DALLAS (CBSDFW.COM) – North Texas health care providers said the U.S. Supreme Court’s decision to uphold health care reform helps them since they’ve been preparing for changes to the laws for the past two years.

What health executives are unsure of, though, is just what happens with the reforms now.

“There are clearly a lot of unanswered questions,” said Barclay Berdan, CEO of Texas Health Resources. “And based on what I’ve heard there will continue to be quite a few challenges.”

One of those challenges health care providers face is keeping up with future changes to the rules.

It’s likely health care becomes an even bigger political football as the plan is kicked around Washington in an election year.

The Board Chairman at Parkland, Debbie Branson, said, “It is now up to the Administration and Congress to determine how we move forward with full implementation of the act. We intend to work with our local Congressional delegation, as we have all along, offering our views on how best to serve both the indigent and insured communities of this area.”

One of the fights in Texas will be over Medicaid dollars. The Supreme Court said Washington can’t force states to take more Medicaid money.

Historically, Texas has balked at taking federal money with strings attached.
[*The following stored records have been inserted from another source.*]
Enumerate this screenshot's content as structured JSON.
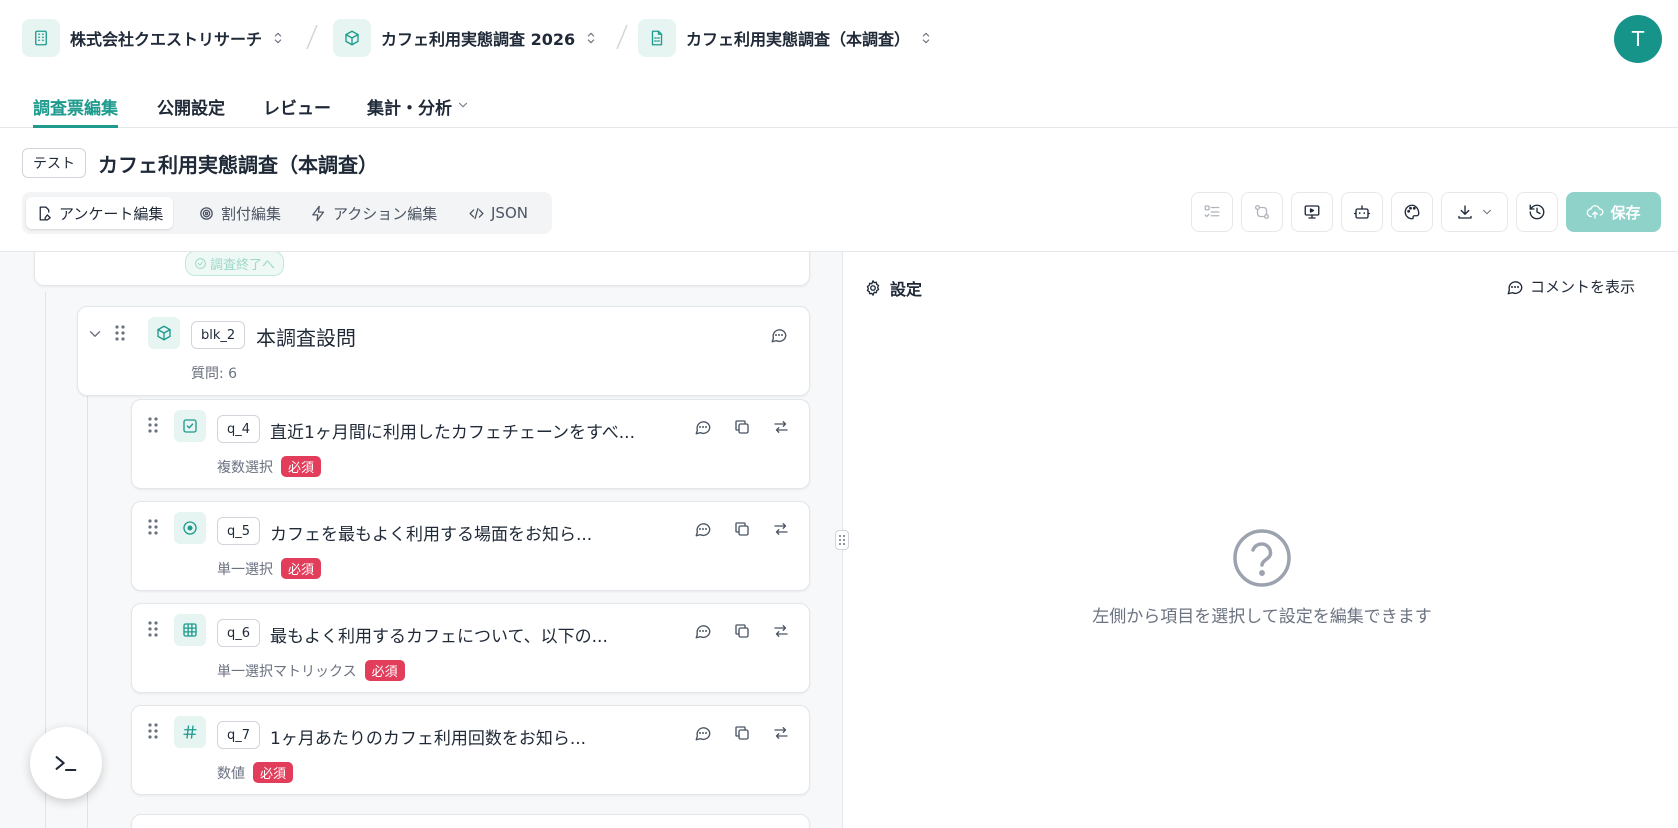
{
  "breadcrumbs": [
    {
      "label": "株式会社クエストリサーチ",
      "icon": "building-icon"
    },
    {
      "label": "カフェ利用実態調査 2026",
      "icon": "box-icon"
    },
    {
      "label": "カフェ利用実態調査（本調査）",
      "icon": "sheet-icon"
    }
  ],
  "avatar": {
    "initial": "T"
  },
  "nav_tabs": [
    {
      "label": "調査票編集",
      "active": true
    },
    {
      "label": "公開設定",
      "active": false
    },
    {
      "label": "レビュー",
      "active": false
    },
    {
      "label": "集計・分析",
      "active": false
    }
  ],
  "survey": {
    "badge": "テスト",
    "title": "カフェ利用実態調査（本調査）"
  },
  "mode_tabs": [
    {
      "label": "アンケート編集",
      "icon": "file-edit-icon",
      "active": true
    },
    {
      "label": "割付編集",
      "icon": "target-icon",
      "active": false
    },
    {
      "label": "アクション編集",
      "icon": "zap-icon",
      "active": false
    },
    {
      "label": "JSON",
      "icon": "code-icon",
      "active": false
    }
  ],
  "toolbar": {
    "save_label": "保存"
  },
  "prev_block": {
    "end_label": "調査終了へ"
  },
  "block": {
    "id": "blk_2",
    "title": "本調査設問",
    "count_label": "質問: 6"
  },
  "questions": [
    {
      "id": "q_4",
      "text": "直近1ヶ月間に利用したカフェチェーンをすべ...",
      "type": "複数選択",
      "required": "必須",
      "icon": "checkbox-icon"
    },
    {
      "id": "q_5",
      "text": "カフェを最もよく利用する場面をお知ら...",
      "type": "単一選択",
      "required": "必須",
      "icon": "radio-icon"
    },
    {
      "id": "q_6",
      "text": "最もよく利用するカフェについて、以下の...",
      "type": "単一選択マトリックス",
      "required": "必須",
      "icon": "grid-icon"
    },
    {
      "id": "q_7",
      "text": "1ヶ月あたりのカフェ利用回数をお知ら...",
      "type": "数値",
      "required": "必須",
      "icon": "hash-icon"
    }
  ],
  "settings": {
    "title": "設定",
    "comment_toggle": "コメントを表示",
    "empty_message": "左側から項目を選択して設定を編集できます"
  },
  "colors": {
    "accent": "#1f9b8e",
    "required": "#e23d5b",
    "save_disabled": "#8fd2ca"
  }
}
That leaves Texas health care providers holding the tab. Berdan said Medicaid only covered about 50 percent of the costs incurred by the health care system. So, those providers will look to lower costs. The biggest change will be creating a system designed to keep people out of the hospital.

“Most of the system we have out there is designed to respond to people’s illness or injuries and is not proactive to help people make the right decisions and manage their health,” Berdan said. “And that’s the shift we have to make over time.”

A two year old pilot program in South Dallas initiated by the Baylor Healthcare System may provide a blueprint to these sort of preventative services.

The Diabetes Health and Wellness Institute is an outreach program headquartered at the Juanita Craft Recreation Center on Spring Avenue.  The recreation center is a local meeting point for a community that’s traditionally underserved when it comes to medicine.

But employees say it’s also a perfect home for exercise regimens that are vital to diabetes prevention.

Before the institute opened, whenever Johnnie Pierce was sick she would go to Parkland’s clinics all over Dallas –– or various emergency rooms –– and never established a medical history anywhere.

“I would go to Parkland; you know they have those clinics all around, but nothing in South Dallas,” she said.

Now she calls the Diabetes Health and Wellness Institute her medical home.

“You have your own health provider that’s going to keep you intact and it’s very important to me,” she says.

The clinic specializes in preventing and treating diabetes. Besides screenings, there are custom exercise programs. In its kitchen, a chef teaches people how to cook healthy food and provides a weekly farmers market.

It also does mammograms, pap smears and eye and foot exams.

And that’s drawing people for all sorts of health screenings, said medical director Dr. Shade Lester.

“Knowing there are other aspects of their health care that can be taken care of here is sort of what basically gets them in the door sometimes,” she said. The clinic is a five year, $15 million investment of the Baylor Healthcare System. It argues preventive medicine is cost-effective.

“We were seeing too many people in our emergency rooms that had Type-2 diabetes and it was too late; people were losing limbs, they were losing their eyesight,” says Baylor Healthcare Systems President and CEO Joel Allison.

Baylor’s a faith-based system that provides medical services to 10 North Texas counties.  Allison credits the clinic with a 40 percent drop in emergency room visits at its main campus near downtown Dallas.

“We believe this is one new models of care that will bend that cost curve by getting people treated in the right way at the right time at the right place at the right cost,” said Allison.

Board chairman Albert Black grew up in this area, once known as Frazier Courts. He believes newly approved federal health care initiatives will soon allow people to pay their own way for medical attention.

“I believe that eventually the people that walk through this door, every one of them has the potential of having a check in their hand,” Black said.

He hopes the institute is enough of a success that other hospital systems will copy their model with other disciplines, such as orthopedics or cardio.